Antenne 2 produit d'excellents documentaires, tels Bande à part, de Martine Lefèvre et Marianne Gosset, Par elles-mêmes, d'Anne Sabouret, et décide d'ouvrir ses programmes dès la mi-journée avec un bulletin d'informations. Jean-Pierre Guérin (naguère responsable du magazine de la consommation de TF1 À la bonne heure) prend la direction de ce nouveau journal dynamique, en quête d'un éclairage différent de l'actualité.

Le fait le plus important de la vie de la chaîne reste la diffusion d'Holocauste en janvier et février. Il s'agit d'une œuvre romanesque qui restitue avec réalisme le destin douloureux d'une famille juive de Berlin pendant la dernière guerre. Les horreurs nazies, la déportation dans les camps, le ghetto de Varsovie sont restitués par les six épisodes de ce feuilleton américain qui a battu tous les records d'écoute dans tous les pays où il a été diffusé. On estime qu'en France les premiers épisodes ont été vus par 75 % de l'audience, soit environ 22 millions de téléspectateurs.
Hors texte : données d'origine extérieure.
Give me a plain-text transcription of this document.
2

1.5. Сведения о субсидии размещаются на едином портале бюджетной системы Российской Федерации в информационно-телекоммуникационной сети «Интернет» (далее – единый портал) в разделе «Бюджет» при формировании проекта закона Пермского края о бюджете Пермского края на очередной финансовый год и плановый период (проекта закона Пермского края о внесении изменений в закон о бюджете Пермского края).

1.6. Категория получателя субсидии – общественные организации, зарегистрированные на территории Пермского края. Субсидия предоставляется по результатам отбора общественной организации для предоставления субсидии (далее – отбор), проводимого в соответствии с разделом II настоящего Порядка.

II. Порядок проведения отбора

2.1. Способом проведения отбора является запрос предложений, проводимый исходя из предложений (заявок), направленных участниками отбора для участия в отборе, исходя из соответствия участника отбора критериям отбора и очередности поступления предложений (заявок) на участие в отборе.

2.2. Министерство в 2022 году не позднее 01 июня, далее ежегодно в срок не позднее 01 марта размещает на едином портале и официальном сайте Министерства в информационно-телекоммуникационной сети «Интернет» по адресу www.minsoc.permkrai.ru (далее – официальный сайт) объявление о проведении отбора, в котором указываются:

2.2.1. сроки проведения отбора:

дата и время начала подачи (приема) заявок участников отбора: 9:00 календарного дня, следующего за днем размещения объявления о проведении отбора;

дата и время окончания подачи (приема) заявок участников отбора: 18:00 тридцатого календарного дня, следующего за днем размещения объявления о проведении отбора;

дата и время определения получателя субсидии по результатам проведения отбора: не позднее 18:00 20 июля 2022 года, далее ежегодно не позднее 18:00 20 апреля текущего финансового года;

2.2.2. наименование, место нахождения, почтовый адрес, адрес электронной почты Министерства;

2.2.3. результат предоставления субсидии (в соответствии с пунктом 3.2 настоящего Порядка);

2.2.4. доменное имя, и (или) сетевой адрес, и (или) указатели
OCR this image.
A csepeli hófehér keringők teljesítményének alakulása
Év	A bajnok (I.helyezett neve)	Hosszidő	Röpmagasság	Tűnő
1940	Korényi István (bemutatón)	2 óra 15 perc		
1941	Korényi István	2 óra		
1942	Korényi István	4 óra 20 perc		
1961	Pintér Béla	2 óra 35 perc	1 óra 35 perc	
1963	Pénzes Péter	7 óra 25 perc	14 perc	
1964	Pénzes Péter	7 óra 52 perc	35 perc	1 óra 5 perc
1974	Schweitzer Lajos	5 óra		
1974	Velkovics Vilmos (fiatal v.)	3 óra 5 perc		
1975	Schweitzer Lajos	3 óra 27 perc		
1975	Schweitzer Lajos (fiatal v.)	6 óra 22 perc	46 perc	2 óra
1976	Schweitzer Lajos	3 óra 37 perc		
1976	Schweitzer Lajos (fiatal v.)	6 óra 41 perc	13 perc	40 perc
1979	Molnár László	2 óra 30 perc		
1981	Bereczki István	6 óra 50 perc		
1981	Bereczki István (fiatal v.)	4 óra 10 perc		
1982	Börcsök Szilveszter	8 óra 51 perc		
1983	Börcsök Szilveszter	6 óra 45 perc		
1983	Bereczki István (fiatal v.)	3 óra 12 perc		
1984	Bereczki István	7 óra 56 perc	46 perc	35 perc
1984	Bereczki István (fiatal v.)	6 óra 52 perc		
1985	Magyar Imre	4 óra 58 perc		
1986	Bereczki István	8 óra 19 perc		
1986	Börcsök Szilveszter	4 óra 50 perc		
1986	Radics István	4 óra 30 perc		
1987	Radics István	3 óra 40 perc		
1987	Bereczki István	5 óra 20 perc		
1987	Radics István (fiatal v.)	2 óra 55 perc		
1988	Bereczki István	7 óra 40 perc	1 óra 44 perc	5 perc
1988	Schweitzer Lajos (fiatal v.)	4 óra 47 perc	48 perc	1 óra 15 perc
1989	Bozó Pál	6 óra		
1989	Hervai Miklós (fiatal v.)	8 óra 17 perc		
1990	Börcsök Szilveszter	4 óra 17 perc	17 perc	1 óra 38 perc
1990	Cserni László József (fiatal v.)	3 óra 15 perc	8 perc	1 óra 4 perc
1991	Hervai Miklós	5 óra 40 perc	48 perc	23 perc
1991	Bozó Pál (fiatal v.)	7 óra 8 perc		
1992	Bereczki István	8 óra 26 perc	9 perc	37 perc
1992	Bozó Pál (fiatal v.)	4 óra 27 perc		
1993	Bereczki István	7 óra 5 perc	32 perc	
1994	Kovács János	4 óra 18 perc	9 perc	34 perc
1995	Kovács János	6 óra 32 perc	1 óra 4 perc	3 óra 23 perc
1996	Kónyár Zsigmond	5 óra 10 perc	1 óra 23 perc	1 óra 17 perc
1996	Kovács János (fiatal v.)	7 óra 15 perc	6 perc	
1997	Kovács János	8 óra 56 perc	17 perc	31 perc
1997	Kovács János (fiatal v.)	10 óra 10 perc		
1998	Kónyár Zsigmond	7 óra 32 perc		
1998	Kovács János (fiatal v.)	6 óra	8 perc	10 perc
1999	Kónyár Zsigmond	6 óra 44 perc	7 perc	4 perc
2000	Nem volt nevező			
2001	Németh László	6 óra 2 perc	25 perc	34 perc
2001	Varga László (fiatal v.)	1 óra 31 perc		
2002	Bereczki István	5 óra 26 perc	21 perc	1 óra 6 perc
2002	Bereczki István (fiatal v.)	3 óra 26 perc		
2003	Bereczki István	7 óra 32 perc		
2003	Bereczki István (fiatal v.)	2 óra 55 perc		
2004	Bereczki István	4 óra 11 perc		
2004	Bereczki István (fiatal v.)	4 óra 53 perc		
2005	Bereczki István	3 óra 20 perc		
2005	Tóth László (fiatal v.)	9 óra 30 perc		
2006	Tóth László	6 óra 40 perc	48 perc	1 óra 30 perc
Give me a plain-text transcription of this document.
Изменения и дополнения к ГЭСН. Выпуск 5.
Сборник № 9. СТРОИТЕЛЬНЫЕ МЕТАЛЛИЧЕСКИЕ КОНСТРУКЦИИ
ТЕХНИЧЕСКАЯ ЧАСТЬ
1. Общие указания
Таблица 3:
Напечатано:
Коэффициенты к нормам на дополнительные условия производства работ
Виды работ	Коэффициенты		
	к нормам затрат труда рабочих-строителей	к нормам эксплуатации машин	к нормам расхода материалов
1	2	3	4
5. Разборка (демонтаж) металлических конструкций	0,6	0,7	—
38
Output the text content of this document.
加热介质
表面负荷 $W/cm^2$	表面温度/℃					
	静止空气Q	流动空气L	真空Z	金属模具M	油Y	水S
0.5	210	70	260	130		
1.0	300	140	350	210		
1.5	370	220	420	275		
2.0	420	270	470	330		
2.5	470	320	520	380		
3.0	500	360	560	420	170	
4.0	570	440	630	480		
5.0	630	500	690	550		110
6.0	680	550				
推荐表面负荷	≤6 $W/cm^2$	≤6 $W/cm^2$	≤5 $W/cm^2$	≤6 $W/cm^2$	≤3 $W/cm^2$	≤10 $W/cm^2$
FR3 : cap sur l'information

Un nouveau visage apparaît sur l'écran de FR3 le 25 septembre 1978, celui de Jean-Marie Cavada, qui, récemment nommé directeur adjoint chargé de l'information, présente le premier numéro du journal de la chaîne, baptisé désormais Soir 3. Nouveau, Jean-Marie Cavada l'est pour FR3, car on se souvient de son travail naguère sur Antenne 2 et, quelques mois auparavant, sur RTL.